Radiologically, EAMLs are typically hyperattenuating (>45 HU) on precontrast CT with heterogeneous or multilocular cystic enhancement, demonstrate T2 hypointensity with heterogeneous or multilocular cystic enhancement on MRI, and appear iso- to hypoechoic on ultrasound [13]. Histologically, EAML may demonstrate either a carcinoma-like pattern or a diffuse pattern of epithelioid and spindle cells [14]. The carcinoma-like pattern consists of large atypical eosinophilic cells with prominent nucleoli, intranuclear inclusions, and vascular septa, with occasional mitoses and necrosis [14, 15]. Immunohistochemically, EAML expresses melanocytic markers such as HMB-45, Melan-A, and microphthalmia transcription factor, along with smooth muscle markers [14, 15]. In our case, tumor cells were positive for HMB-45 and SMA and negative for epithelial markers, PAX-8 and S-100, helping exclude renal cell carcinoma and metastatic melanoma.

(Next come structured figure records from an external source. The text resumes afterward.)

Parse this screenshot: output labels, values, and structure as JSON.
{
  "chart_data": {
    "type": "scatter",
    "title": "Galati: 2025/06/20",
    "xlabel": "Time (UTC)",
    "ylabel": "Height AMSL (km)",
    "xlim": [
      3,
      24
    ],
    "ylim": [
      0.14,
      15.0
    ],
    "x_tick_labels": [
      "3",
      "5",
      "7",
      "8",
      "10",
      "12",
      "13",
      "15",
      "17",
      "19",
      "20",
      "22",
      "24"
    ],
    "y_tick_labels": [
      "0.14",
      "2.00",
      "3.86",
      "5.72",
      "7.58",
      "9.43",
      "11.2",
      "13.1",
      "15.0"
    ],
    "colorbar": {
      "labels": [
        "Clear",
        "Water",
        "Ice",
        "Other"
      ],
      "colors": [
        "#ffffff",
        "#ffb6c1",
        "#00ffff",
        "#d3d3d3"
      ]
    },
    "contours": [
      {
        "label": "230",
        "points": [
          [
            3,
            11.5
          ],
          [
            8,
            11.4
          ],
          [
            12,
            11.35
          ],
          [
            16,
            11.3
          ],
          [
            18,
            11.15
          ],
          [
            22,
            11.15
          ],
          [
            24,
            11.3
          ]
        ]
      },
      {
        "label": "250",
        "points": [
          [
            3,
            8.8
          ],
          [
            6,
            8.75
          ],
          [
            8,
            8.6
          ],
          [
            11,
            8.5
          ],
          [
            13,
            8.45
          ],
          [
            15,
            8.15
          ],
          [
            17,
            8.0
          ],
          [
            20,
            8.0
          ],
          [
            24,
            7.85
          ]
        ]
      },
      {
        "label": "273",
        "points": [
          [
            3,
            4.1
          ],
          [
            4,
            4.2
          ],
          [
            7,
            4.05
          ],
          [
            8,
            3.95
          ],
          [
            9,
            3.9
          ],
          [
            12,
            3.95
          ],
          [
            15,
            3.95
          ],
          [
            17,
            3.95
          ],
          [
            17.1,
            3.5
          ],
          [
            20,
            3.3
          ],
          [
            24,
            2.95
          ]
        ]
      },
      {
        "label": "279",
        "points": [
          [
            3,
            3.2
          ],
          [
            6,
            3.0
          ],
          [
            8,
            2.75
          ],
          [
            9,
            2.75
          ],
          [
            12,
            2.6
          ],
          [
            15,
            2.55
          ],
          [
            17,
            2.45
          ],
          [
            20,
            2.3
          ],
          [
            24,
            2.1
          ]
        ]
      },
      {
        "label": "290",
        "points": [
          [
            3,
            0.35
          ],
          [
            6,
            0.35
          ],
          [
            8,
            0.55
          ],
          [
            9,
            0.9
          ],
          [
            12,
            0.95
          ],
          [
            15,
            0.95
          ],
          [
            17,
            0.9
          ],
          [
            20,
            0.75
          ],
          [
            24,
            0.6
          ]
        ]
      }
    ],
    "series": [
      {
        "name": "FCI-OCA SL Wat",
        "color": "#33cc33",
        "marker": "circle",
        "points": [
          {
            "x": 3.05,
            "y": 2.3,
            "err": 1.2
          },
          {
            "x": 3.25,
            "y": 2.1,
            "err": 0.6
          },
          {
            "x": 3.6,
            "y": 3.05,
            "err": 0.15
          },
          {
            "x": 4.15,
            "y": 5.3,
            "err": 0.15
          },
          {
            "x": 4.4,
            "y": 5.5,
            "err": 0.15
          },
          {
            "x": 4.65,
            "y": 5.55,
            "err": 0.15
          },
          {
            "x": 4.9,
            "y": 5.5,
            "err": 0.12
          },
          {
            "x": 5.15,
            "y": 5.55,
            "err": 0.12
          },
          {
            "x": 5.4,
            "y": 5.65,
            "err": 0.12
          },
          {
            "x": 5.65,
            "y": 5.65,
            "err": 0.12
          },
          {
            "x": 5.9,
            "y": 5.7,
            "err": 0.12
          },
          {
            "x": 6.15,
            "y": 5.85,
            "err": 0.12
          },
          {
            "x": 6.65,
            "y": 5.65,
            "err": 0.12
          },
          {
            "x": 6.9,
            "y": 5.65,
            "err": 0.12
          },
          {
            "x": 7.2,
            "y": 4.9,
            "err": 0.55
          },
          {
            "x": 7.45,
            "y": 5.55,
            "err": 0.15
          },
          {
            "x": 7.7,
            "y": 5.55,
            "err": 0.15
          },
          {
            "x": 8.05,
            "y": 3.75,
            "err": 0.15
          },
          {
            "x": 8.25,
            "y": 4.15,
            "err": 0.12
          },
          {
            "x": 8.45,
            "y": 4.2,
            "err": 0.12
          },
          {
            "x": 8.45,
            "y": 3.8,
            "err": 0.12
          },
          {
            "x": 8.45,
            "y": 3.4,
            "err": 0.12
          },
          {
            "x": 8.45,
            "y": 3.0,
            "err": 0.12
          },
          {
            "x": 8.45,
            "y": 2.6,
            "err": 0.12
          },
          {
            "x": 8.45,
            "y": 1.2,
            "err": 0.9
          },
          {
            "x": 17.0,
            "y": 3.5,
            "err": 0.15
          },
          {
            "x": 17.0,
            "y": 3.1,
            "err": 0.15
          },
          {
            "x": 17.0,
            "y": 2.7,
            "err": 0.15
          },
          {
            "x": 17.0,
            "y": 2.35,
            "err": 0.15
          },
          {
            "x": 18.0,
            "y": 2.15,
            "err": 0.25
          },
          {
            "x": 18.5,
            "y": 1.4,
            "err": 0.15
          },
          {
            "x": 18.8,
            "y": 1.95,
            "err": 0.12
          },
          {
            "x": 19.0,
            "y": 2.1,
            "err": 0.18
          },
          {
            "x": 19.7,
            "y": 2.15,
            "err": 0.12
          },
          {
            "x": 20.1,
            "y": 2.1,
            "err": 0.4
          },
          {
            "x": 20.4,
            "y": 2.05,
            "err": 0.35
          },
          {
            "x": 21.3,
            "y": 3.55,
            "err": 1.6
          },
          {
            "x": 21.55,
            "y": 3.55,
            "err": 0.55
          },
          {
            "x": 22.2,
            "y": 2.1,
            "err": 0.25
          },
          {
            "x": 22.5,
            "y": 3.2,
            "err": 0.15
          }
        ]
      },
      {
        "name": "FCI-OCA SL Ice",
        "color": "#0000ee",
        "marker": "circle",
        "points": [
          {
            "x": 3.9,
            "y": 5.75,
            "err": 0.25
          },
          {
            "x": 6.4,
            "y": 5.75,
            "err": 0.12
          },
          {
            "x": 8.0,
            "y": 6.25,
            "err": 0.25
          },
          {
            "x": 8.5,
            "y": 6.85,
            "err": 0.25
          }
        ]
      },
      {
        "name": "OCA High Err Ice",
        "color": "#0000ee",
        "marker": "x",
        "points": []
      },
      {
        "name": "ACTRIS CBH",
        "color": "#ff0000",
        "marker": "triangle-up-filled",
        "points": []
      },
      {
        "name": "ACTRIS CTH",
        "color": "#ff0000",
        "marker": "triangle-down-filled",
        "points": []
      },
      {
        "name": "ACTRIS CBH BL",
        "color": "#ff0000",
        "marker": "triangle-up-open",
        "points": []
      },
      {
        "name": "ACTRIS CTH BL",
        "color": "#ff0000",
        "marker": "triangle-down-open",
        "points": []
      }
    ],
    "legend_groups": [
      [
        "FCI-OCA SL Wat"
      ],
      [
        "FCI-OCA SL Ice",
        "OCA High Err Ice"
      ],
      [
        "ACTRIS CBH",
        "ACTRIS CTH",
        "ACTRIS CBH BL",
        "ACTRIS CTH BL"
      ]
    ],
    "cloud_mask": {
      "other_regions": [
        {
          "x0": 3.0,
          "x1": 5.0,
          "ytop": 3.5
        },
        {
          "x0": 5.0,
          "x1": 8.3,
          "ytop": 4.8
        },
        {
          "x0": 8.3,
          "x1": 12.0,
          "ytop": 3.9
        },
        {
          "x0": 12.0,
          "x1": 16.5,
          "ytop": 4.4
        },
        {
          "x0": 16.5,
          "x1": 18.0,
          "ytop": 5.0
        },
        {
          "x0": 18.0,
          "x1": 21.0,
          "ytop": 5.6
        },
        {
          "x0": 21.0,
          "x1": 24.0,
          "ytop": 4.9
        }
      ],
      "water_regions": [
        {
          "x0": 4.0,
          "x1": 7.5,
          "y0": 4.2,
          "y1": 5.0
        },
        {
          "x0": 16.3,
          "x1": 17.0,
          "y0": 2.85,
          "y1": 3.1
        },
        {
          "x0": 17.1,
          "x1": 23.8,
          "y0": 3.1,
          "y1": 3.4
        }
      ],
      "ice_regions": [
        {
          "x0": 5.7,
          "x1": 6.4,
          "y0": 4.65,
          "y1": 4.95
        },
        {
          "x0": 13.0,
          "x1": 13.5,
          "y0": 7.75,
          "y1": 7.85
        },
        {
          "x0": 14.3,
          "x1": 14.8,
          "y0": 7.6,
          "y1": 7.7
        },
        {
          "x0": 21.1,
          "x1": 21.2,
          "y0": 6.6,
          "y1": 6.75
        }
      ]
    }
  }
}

Currently, no specific clinical guidelines exist for the management of EAML [4]. Surgical resection remains the primary treatment, with partial nephrectomy generally recommended for tumors <4 cm and radical nephrectomy for larger tumors [5]. Selective arterial embolization or ablation may be used in patients with hemorrhage or those unfit for surgery [5]. Targeted therapies such as mTOR inhibitors (rapamycin, everolimus) have shown promise in reducing tumor size by targeting the dysregulated mTOR pathway [5, 8, 16]. Emerging evidence also suggests that PD-1/PD-L1 immunotherapy may inhibit tumor growth and improve outcomes, though further clinical research is required [5, 17].
Conclusion
EAML is a rare renal tumor with potential malignant behavior, often difficult to distinguish from renal cell carcinoma and requiring histopathological and immunohistochemical confirmation. Surgical excision is the main treatment, but the absence of standardized guidelines highlights the need for further research into targeted, systemic, and personalized therapies.
Consent
Written informed consent was obtained from the patient for publication of this case report and any accompanying images.
Author contributions
M.N.A.: Methodology; writing—original draft, review and editing. A.A.: Data curation; formal analysis; investigation; writing—original draft, review and editing. R.G.: Investigation; writing—review and editing. I.A.K.: Conceptualization; data curation; formal analysis; investigation; methodology; project administration; writing—review and editing. A.B.: writing—review and editing. K.A.: Supervision; writing—review and editing.
Conflicts of interest
The authors declare that they have no conflicts of interest to disclose.
Funding
Open Access funding was provided by the Qatar National Library (OAF-15981).
Data availability
Data sharing not applicable to this article as no datasets were generated or analyzed during the current study.
Ethical statement
This manuscript has been reviewed and approved by the Institutional Review Board (IRB) under approval number MRC-04-24-858, ensuring adherence to ethical guidelines and participant safety protocols.